In Reply to sudip sheth 5 years ago

thanks but give some information about junk shares you want to buy?you want to buy on weight basis or piece basis?

G N GHOSH

In Reply to arun adalja 5 years ago

HE MAY WANT BUY IN MKT PRICE (ZERO)

sudip sheth

In Reply to arun adalja 5 years ago

Only GooD companies .

Piyush I Shah

5 years ago

One of the another reason for Non demate is people do not know change of Company Name. There are cases where company Name has been changed for more then One time. Even BSE/Nse web site don't have that company names under there New & Old Company list. Many time due to merger or demerger New company shares are issued & people are unaware for the same & don't know how to trace it out.

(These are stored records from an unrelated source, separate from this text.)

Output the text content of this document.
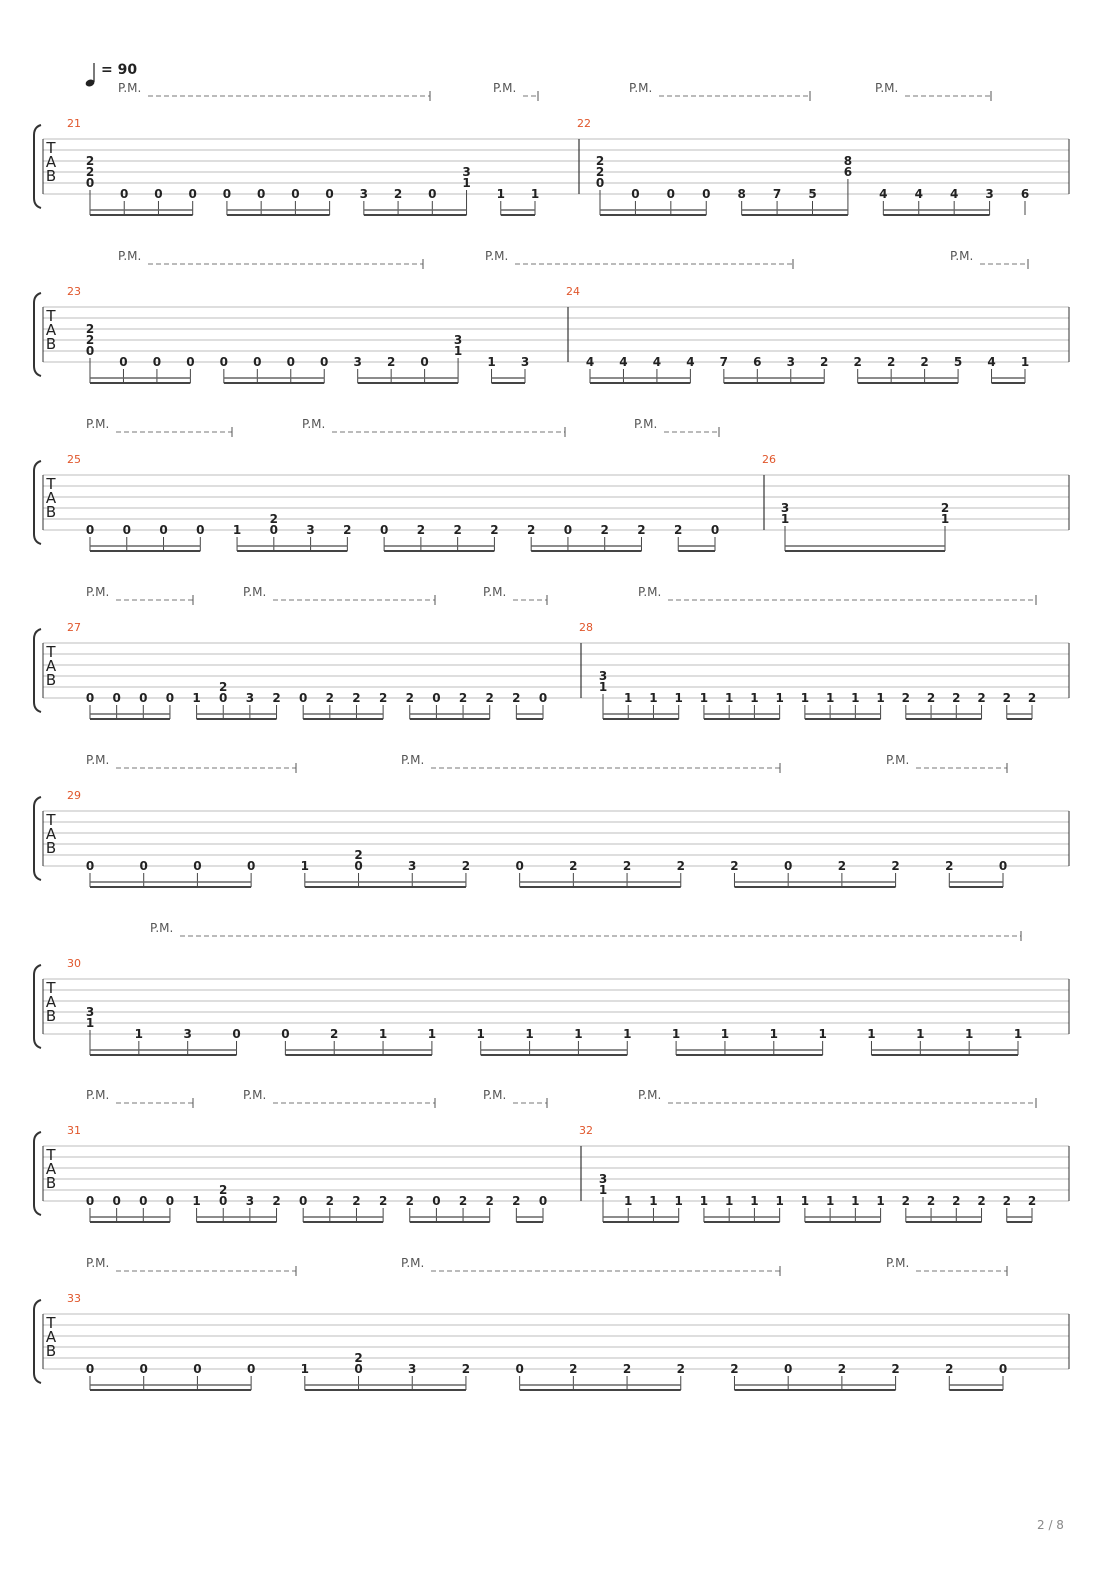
= 90
T
A
B
P.M.	P.M.	P.M.	P.M.
21
2
2
0
0 0 0 0 0 0 0 3 2 0
3
1
1 1
22
2
2
0
0 0 0 8 7 5
8
6
4 4 4 3 6
T
A
B
P.M.	P.M.	P.M.
23
2
2
0
0 0 0 0 0 0 0 3 2 0
3
1
1 3
24
4 4 4 4 7 6 3 2 2 2 2 5 4 1
T
A
B
P.M.	P.M.	P.M.
25
0 0 0 0 1
2
0 3 2 0 2 2 2 2 0 2 2 2 0
26
3
1
2
1
T
A
B
P.M.	P.M.	P.M.	P.M.
27
0 0 0 0 1
2
0 3 2 0 2 2 2 2 0 2 2 2 0
28
3
1
1 1 1 1 1 1 1 1 1 1 1 2 2 2 2 2 2
T
A
B
P.M.	P.M.	P.M.
29
0	0	0	0	1
2
0	3	2	0	2	2	2	2	0	2	2	2	0
T
A
B
P.M.
30
3
1
1	3	0	0	2	1	1	1	1	1	1	1	1	1	1	1	1	1	1
T
A
B
P.M.	P.M.	P.M.	P.M.
31
0 0 0 0 1
2
0 3 2 0 2 2 2 2 0 2 2 2 0
32
3
1
1 1 1 1 1 1 1 1 1 1 1 2 2 2 2 2 2
T
A
B
P.M.	P.M.	P.M.
33
0	0	0	0	1
2
0	3	2	0	2	2	2	2	0	2	2	2	0
2 / 8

I myself have many compan's Annual Reports for which I am unaware for which company it has been alloted. Nothing has been mentioned in Annual Report Also. Thanks to SEBI's New Norms for Annual Report, People Can't see share capital issued by way of Bonus & or due to Merger or Aquisition of a company. Earlier company were mentioning these details Under Subscribed Share capital Head & in Note these things were available so one can check for which company they have received the New Company shares..!!

REPLY

G N GHOSH

In Reply to Piyush I Shah 5 years ago

MAKE A SEARCH IN GOOGLY , YOU MAY GET SOME RESULT.

arun adalja

In Reply to Piyush I Shah 5 years ago

visit bse india site and under corporate head change of name of company is given your problem can be solved.

arun adalja

5 years ago

many promotors are holding shares in a physical form and figure runs into alarge percentage.why sebi is not asking them?due to large holding in a physical exchanges are putting them t2t segments where volume is low so one cannot sell.i had some shares in demat form and company is not listed yet and due to this i am not able to close demat account.depositories cannot do anything about reconcilations of shares held in demat/physical with equity capital of company.whyy sebi is not doing?just passing the responsibity to others.

Gajanan Vijaykumar Yadav

5 years ago

Thanks for giving more attention on physical shares and senior citizen's plea for not having demat account.
Moneylife making good efforts for financial literacy for all.
Congrats.
Gajanan V. Yadav

Vaibhav Dhoka

5 years ago

The issue of dematerialisation is need of hour but there are heap of companies which are being traded in paise meaning cost of dematerialisation cannot be recovered for example Bhoruke Aluminium the cost of demat was about 40Rs and I can get about 52 Rs for sale. SEBI must mandatorily ask companies to bear copst of DEMAT for One year as investor can get it demat it will increase market volume too.It will be beneficail to all intermediarias.